I cannot remember a time when I did not know the name or the face or the voice of Brian Cant.

His was the voice, of course, behind Gordon Murray’s imagined worlds of  Trumpton, Camberwick Green and Chigley.  Trumpton had its litany of firefighters (“Pugh, Pugh, Barney-McGrew, Cuthbert, Dibble, Grub”), a litany which I will probably recite on my deathbed to bewildered onlookers.  When I think of Camberwick Green I think of the elegance of the music box and the way in which the segments of the lid opened and closed.  And Chigley was notable for the rather Owenite biscuit factory wherein a six o’ clock whistle inaugurated compulsory dancing for the entire workforce.

He also appeared in two Doctor Who adventures I was too young to see him in first time around.  He played a patrician representative of the peace-loving Dulcians and was thereby squeezed into one of the most ludicrous costumes in the history of the franchise.

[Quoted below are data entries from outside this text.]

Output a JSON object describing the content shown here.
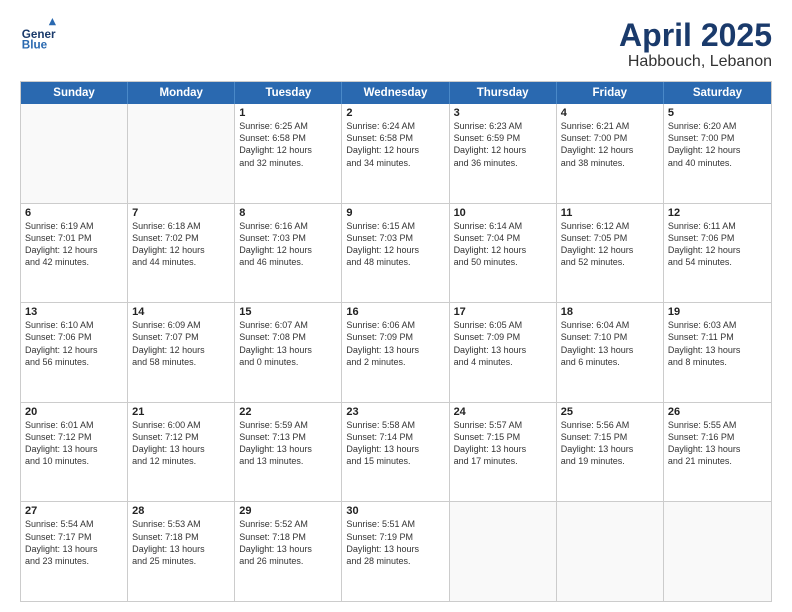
{
  "header": {
    "logo_line1": "General",
    "logo_line2": "Blue",
    "month": "April 2025",
    "location": "Habbouch, Lebanon"
  },
  "weekdays": [
    "Sunday",
    "Monday",
    "Tuesday",
    "Wednesday",
    "Thursday",
    "Friday",
    "Saturday"
  ],
  "rows": [
    [
      {
        "day": "",
        "text": ""
      },
      {
        "day": "",
        "text": ""
      },
      {
        "day": "1",
        "text": "Sunrise: 6:25 AM\nSunset: 6:58 PM\nDaylight: 12 hours\nand 32 minutes."
      },
      {
        "day": "2",
        "text": "Sunrise: 6:24 AM\nSunset: 6:58 PM\nDaylight: 12 hours\nand 34 minutes."
      },
      {
        "day": "3",
        "text": "Sunrise: 6:23 AM\nSunset: 6:59 PM\nDaylight: 12 hours\nand 36 minutes."
      },
      {
        "day": "4",
        "text": "Sunrise: 6:21 AM\nSunset: 7:00 PM\nDaylight: 12 hours\nand 38 minutes."
      },
      {
        "day": "5",
        "text": "Sunrise: 6:20 AM\nSunset: 7:00 PM\nDaylight: 12 hours\nand 40 minutes."
      }
    ],
    [
      {
        "day": "6",
        "text": "Sunrise: 6:19 AM\nSunset: 7:01 PM\nDaylight: 12 hours\nand 42 minutes."
      },
      {
        "day": "7",
        "text": "Sunrise: 6:18 AM\nSunset: 7:02 PM\nDaylight: 12 hours\nand 44 minutes."
      },
      {
        "day": "8",
        "text": "Sunrise: 6:16 AM\nSunset: 7:03 PM\nDaylight: 12 hours\nand 46 minutes."
      },
      {
        "day": "9",
        "text": "Sunrise: 6:15 AM\nSunset: 7:03 PM\nDaylight: 12 hours\nand 48 minutes."
      },
      {
        "day": "10",
        "text": "Sunrise: 6:14 AM\nSunset: 7:04 PM\nDaylight: 12 hours\nand 50 minutes."
      },
      {
        "day": "11",
        "text": "Sunrise: 6:12 AM\nSunset: 7:05 PM\nDaylight: 12 hours\nand 52 minutes."
      },
      {
        "day": "12",
        "text": "Sunrise: 6:11 AM\nSunset: 7:06 PM\nDaylight: 12 hours\nand 54 minutes."
      }
    ],
    [
      {
        "day": "13",
        "text": "Sunrise: 6:10 AM\nSunset: 7:06 PM\nDaylight: 12 hours\nand 56 minutes."
      },
      {
        "day": "14",
        "text": "Sunrise: 6:09 AM\nSunset: 7:07 PM\nDaylight: 12 hours\nand 58 minutes."
      },
      {
        "day": "15",
        "text": "Sunrise: 6:07 AM\nSunset: 7:08 PM\nDaylight: 13 hours\nand 0 minutes."
      },
      {
        "day": "16",
        "text": "Sunrise: 6:06 AM\nSunset: 7:09 PM\nDaylight: 13 hours\nand 2 minutes."
      },
      {
        "day": "17",
        "text": "Sunrise: 6:05 AM\nSunset: 7:09 PM\nDaylight: 13 hours\nand 4 minutes."
      },
      {
        "day": "18",
        "text": "Sunrise: 6:04 AM\nSunset: 7:10 PM\nDaylight: 13 hours\nand 6 minutes."
      },
      {
        "day": "19",
        "text": "Sunrise: 6:03 AM\nSunset: 7:11 PM\nDaylight: 13 hours\nand 8 minutes."
      }
    ],
    [
      {
        "day": "20",
        "text": "Sunrise: 6:01 AM\nSunset: 7:12 PM\nDaylight: 13 hours\nand 10 minutes."
      },
      {
        "day": "21",
        "text": "Sunrise: 6:00 AM\nSunset: 7:12 PM\nDaylight: 13 hours\nand 12 minutes."
      },
      {
        "day": "22",
        "text": "Sunrise: 5:59 AM\nSunset: 7:13 PM\nDaylight: 13 hours\nand 13 minutes."
      },
      {
        "day": "23",
        "text": "Sunrise: 5:58 AM\nSunset: 7:14 PM\nDaylight: 13 hours\nand 15 minutes."
      },
      {
        "day": "24",
        "text": "Sunrise: 5:57 AM\nSunset: 7:15 PM\nDaylight: 13 hours\nand 17 minutes."
      },
      {
        "day": "25",
        "text": "Sunrise: 5:56 AM\nSunset: 7:15 PM\nDaylight: 13 hours\nand 19 minutes."
      },
      {
        "day": "26",
        "text": "Sunrise: 5:55 AM\nSunset: 7:16 PM\nDaylight: 13 hours\nand 21 minutes."
      }
    ],
    [
      {
        "day": "27",
        "text": "Sunrise: 5:54 AM\nSunset: 7:17 PM\nDaylight: 13 hours\nand 23 minutes."
      },
      {
        "day": "28",
        "text": "Sunrise: 5:53 AM\nSunset: 7:18 PM\nDaylight: 13 hours\nand 25 minutes."
      },
      {
        "day": "29",
        "text": "Sunrise: 5:52 AM\nSunset: 7:18 PM\nDaylight: 13 hours\nand 26 minutes."
      },
      {
        "day": "30",
        "text": "Sunrise: 5:51 AM\nSunset: 7:19 PM\nDaylight: 13 hours\nand 28 minutes."
      },
      {
        "day": "",
        "text": ""
      },
      {
        "day": "",
        "text": ""
      },
      {
        "day": "",
        "text": ""
      }
    ]
  ]
}
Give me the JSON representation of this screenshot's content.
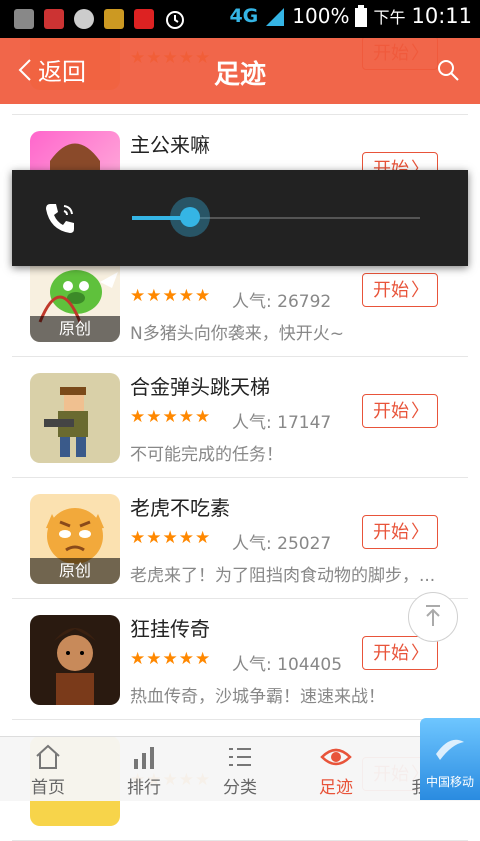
{
  "status_bar": {
    "network": "4G",
    "battery": "100%",
    "ampm": "下午",
    "time": "10:11"
  },
  "header": {
    "back_label": "返回",
    "title": "足迹"
  },
  "items": [
    {
      "name": "",
      "stars": "★★★★★",
      "popularity": "",
      "desc": "",
      "start": "开始",
      "badge": ""
    },
    {
      "name": "主公来嘛",
      "stars": "★★★★★",
      "popularity": "",
      "desc": "",
      "start": "开始",
      "badge": ""
    },
    {
      "name": "",
      "stars": "★★★★★",
      "popularity": "人气: 26792",
      "desc": "N多猪头向你袭来，快开火~",
      "start": "开始",
      "badge": "原创"
    },
    {
      "name": "合金弹头跳天梯",
      "stars": "★★★★★",
      "popularity": "人气: 17147",
      "desc": "不可能完成的任务！",
      "start": "开始",
      "badge": ""
    },
    {
      "name": "老虎不吃素",
      "stars": "★★★★★",
      "popularity": "人气: 25027",
      "desc": "老虎来了！为了阻挡肉食动物的脚步，...",
      "start": "开始",
      "badge": "原创"
    },
    {
      "name": "狂挂传奇",
      "stars": "★★★★★",
      "popularity": "人气: 104405",
      "desc": "热血传奇，沙城争霸！速速来战！",
      "start": "开始",
      "badge": ""
    },
    {
      "name": "",
      "stars": "★★★★★",
      "popularity": "",
      "desc": "",
      "start": "开始",
      "badge": ""
    }
  ],
  "volume": {
    "level": 0.2
  },
  "nav": [
    {
      "label": "首页",
      "icon": "home-icon"
    },
    {
      "label": "排行",
      "icon": "bar-chart-icon"
    },
    {
      "label": "分类",
      "icon": "list-icon"
    },
    {
      "label": "足迹",
      "icon": "eye-icon"
    },
    {
      "label": "我",
      "icon": "user-icon"
    }
  ],
  "carrier": "中国移动",
  "colors": {
    "accent": "#e8543a",
    "header": "#f05a3c",
    "volume": "#35b5e5"
  }
}
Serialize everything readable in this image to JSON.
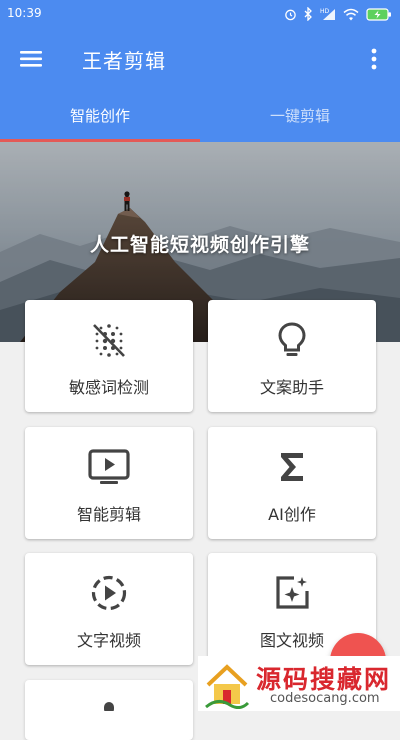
{
  "status_bar": {
    "time": "10:39",
    "icons": [
      "alarm-icon",
      "bluetooth-icon",
      "hd-signal-icon",
      "wifi-icon",
      "battery-charging-icon"
    ]
  },
  "toolbar": {
    "title": "王者剪辑",
    "menu_icon": "hamburger-menu-icon",
    "more_icon": "more-vertical-icon"
  },
  "tabs": [
    {
      "label": "智能创作",
      "active": true
    },
    {
      "label": "一键剪辑",
      "active": false
    }
  ],
  "hero": {
    "headline": "人工智能短视频创作引擎"
  },
  "features": [
    {
      "label": "敏感词检测",
      "icon": "blur-grid-off-icon"
    },
    {
      "label": "文案助手",
      "icon": "lightbulb-icon"
    },
    {
      "label": "智能剪辑",
      "icon": "tv-play-icon"
    },
    {
      "label": "AI创作",
      "icon": "sigma-icon"
    },
    {
      "label": "文字视频",
      "icon": "dashed-circle-play-icon"
    },
    {
      "label": "图文视频",
      "icon": "image-sparkle-icon"
    }
  ],
  "watermark": {
    "title": "源码搜藏网",
    "domain": "codesocang.com"
  },
  "colors": {
    "app_bar": "#4c8bf0",
    "tab_indicator": "#e35a57",
    "fab": "#ef5350",
    "background": "#f0f0f0"
  }
}
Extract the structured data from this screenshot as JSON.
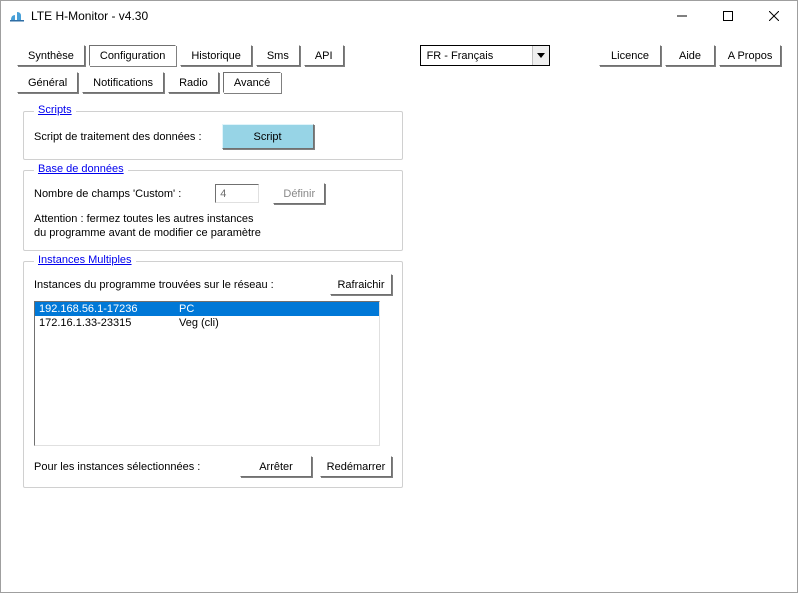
{
  "title": "LTE H-Monitor - v4.30",
  "win_controls": {
    "min": "—",
    "max": "☐",
    "close": "✕"
  },
  "tabs_top": {
    "synthese": "Synthèse",
    "configuration": "Configuration",
    "historique": "Historique",
    "sms": "Sms",
    "api": "API"
  },
  "lang": {
    "value": "FR - Français"
  },
  "buttons_right": {
    "licence": "Licence",
    "aide": "Aide",
    "apropos": "A Propos"
  },
  "tabs_sub": {
    "general": "Général",
    "notifications": "Notifications",
    "radio": "Radio",
    "avance": "Avancé"
  },
  "scripts": {
    "legend": "Scripts",
    "label": "Script de traitement des données :",
    "button": "Script"
  },
  "db": {
    "legend": "Base de données",
    "label": "Nombre de champs 'Custom' :",
    "value": "4",
    "define": "Définir",
    "warn1": "Attention : fermez toutes les autres instances",
    "warn2": "du programme avant de modifier ce paramètre"
  },
  "instances": {
    "legend": "Instances Multiples",
    "found_label": "Instances du programme trouvées sur le réseau :",
    "refresh": "Rafraichir",
    "rows": [
      {
        "addr": "192.168.56.1-17236",
        "name": "PC"
      },
      {
        "addr": "172.16.1.33-23315",
        "name": "Veg (cli)"
      }
    ],
    "selected_label": "Pour les instances sélectionnées  :",
    "stop": "Arrêter",
    "restart": "Redémarrer"
  }
}
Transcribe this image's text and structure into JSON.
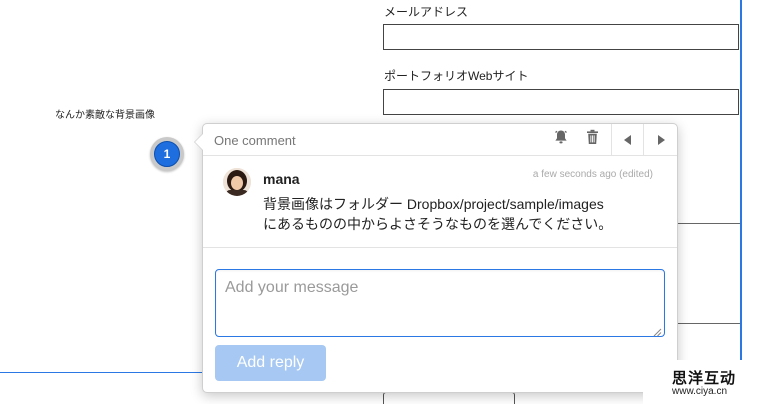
{
  "form": {
    "email_label": "メールアドレス",
    "email_value": "",
    "portfolio_label": "ポートフォリオWebサイト",
    "portfolio_value": "",
    "background_caption": "なんか素敵な背景画像"
  },
  "pin": {
    "number": "1",
    "color": "#1e6ee0"
  },
  "comment_popover": {
    "title": "One comment",
    "header_icons": [
      "bell-icon",
      "trash-icon",
      "prev-arrow-icon",
      "next-arrow-icon"
    ],
    "comments": [
      {
        "author": "mana",
        "timestamp": "a few seconds ago (edited)",
        "text_line1": "背景画像はフォルダー Dropbox/project/sample/images",
        "text_line2": "にあるものの中からよさそうなものを選んでください。"
      }
    ],
    "message_placeholder": "Add your message",
    "message_value": "",
    "reply_label": "Add reply",
    "reply_color": "#a6c8f2"
  },
  "watermark": {
    "chinese": "思洋互动",
    "url": "www.ciya.cn"
  },
  "colors": {
    "accent": "#2b78e4"
  }
}
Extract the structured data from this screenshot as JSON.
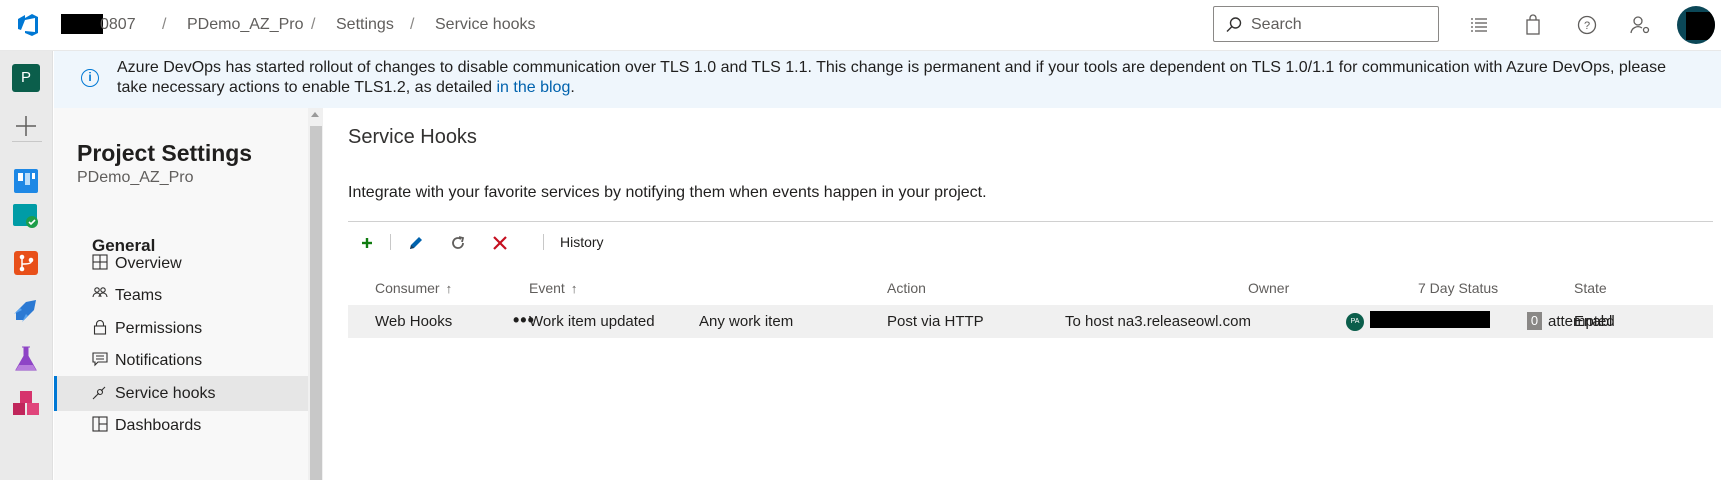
{
  "topbar": {
    "org_suffix": "0807",
    "breadcrumb": [
      "PDemo_AZ_Pro",
      "Settings",
      "Service hooks"
    ],
    "breadcrumb_sep": "/",
    "search_placeholder": "Search",
    "icons": [
      "azure-devops-logo-icon",
      "list-icon",
      "shopping-bag-icon",
      "help-icon",
      "user-settings-icon"
    ]
  },
  "leftnav": {
    "project_initial": "P",
    "icons": [
      "add-icon",
      "boards-icon",
      "test-plans-icon",
      "repos-icon",
      "pipelines-icon",
      "test-icon",
      "artifacts-icon"
    ]
  },
  "banner": {
    "text": "Azure DevOps has started rollout of changes to disable communication over TLS 1.0 and TLS 1.1. This change is permanent and if your tools are dependent on TLS 1.0/1.1 for communication with Azure DevOps, please take necessary actions to enable TLS1.2, as detailed ",
    "link_text": "in the blog",
    "trailing": ".",
    "close_glyph": "✕"
  },
  "sidebar": {
    "title": "Project Settings",
    "subtitle": "PDemo_AZ_Pro",
    "section": "General",
    "items": [
      {
        "label": "Overview",
        "icon": "overview-icon"
      },
      {
        "label": "Teams",
        "icon": "teams-icon"
      },
      {
        "label": "Permissions",
        "icon": "lock-icon"
      },
      {
        "label": "Notifications",
        "icon": "notifications-icon"
      },
      {
        "label": "Service hooks",
        "icon": "service-hooks-icon",
        "active": true
      },
      {
        "label": "Dashboards",
        "icon": "dashboards-icon"
      }
    ]
  },
  "main": {
    "title": "Service Hooks",
    "description": "Integrate with your favorite services by notifying them when events happen in your project.",
    "toolbar": {
      "add_icon": "add-icon",
      "edit_icon": "edit-icon",
      "refresh_icon": "refresh-icon",
      "delete_icon": "delete-icon",
      "history_label": "History"
    },
    "table": {
      "headers": {
        "consumer": "Consumer",
        "event": "Event",
        "action": "Action",
        "owner": "Owner",
        "status": "7 Day Status",
        "state": "State",
        "sort_glyph": "↑"
      },
      "row": {
        "consumer": "Web Hooks",
        "more": "•••",
        "event": "Work item updated",
        "event_filter": "Any work item",
        "action": "Post via HTTP",
        "action_target": "To host na3.releaseowl.com",
        "owner_initials": "PA",
        "status_count": "0",
        "status_text": "attempted",
        "state": "Enabl"
      }
    }
  },
  "colors": {
    "accent": "#0078d4",
    "banner_bg": "#eff6fc",
    "project_badge": "#0b5e4b"
  }
}
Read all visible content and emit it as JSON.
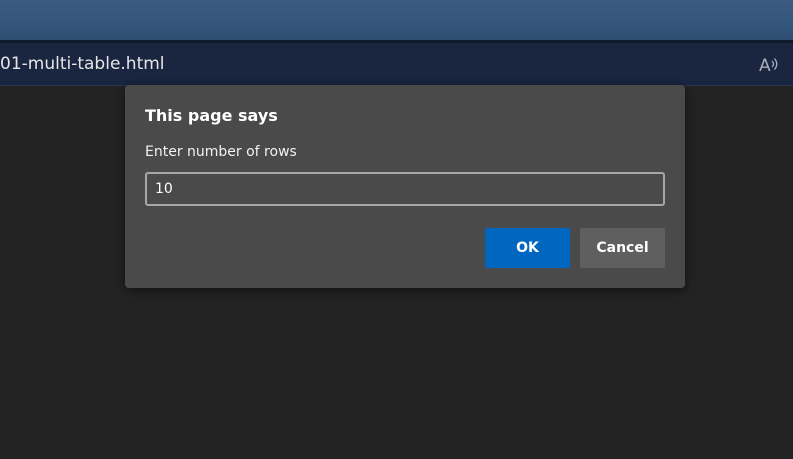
{
  "browser": {
    "url_text": "01-multi-table.html",
    "read_aloud_icon": "read-aloud-icon"
  },
  "dialog": {
    "title": "This page says",
    "message": "Enter number of rows",
    "input_value": "10",
    "ok_label": "OK",
    "cancel_label": "Cancel"
  },
  "colors": {
    "tabstrip": "#34567a",
    "address_bar": "#1a2540",
    "page_background": "#232323",
    "dialog_background": "#4a4a4a",
    "ok_button": "#0067c0",
    "cancel_button": "#5f5f5f"
  }
}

But of course, it was in Play School and Play Away that we best remember him.  I have fonder memories of Play Away than Play School – perhaps because it didn’t have “school” in the title.  Play School always carried with it the notion of play as something instrumental – something with a hidden pedagogic agenda.  Play Away felt like pure play – it felt like holiday.  Play Away was Brian Cant’s purest domain.

Brian Cant was an actor and more than an actor.  He tapped the wellsprings of “play” itself.  He was himself, the living, walking, hopping, smiling semantic link between “play” – the thing with a script and a stage and lights etc. etc. – and the activity of “play” that all children engage in.  He was an ur-actor.

Play Away may have been the making of Jeremy Irons, but I do not think of Jeremy Irons as playful in quite the same way.  Ah, but Toni Arthur and Floella Benjamin though….

Brian Cant was the embodiment of “let’s be this” and “let’s be that”.  And everything he played, he played with complete conviction, because nothing is more truthful than joy.  Little sketches would be played out with rudimentary costumes for a few minutes at a time, and then everyone would change roles.  Central to this ludic consciousness was a random element.  Lets allow the first item pulled out of the hamper to suggest the remainder of the narrative.  Whether or not these shows were tightly scripted is not the point.  The idea of improvisation was preserved.  As I attempt to retrieve the youngest possible version of myself – I think of Brian Cant as one of us.

Back in the sixteenth, seventeenth, and eighteenth-centuries – “actor” was not the most popular word to describe someone who strutted on a stage.   The most popular word was “player”.  Nobody played happier or more influentially than Brian Cant.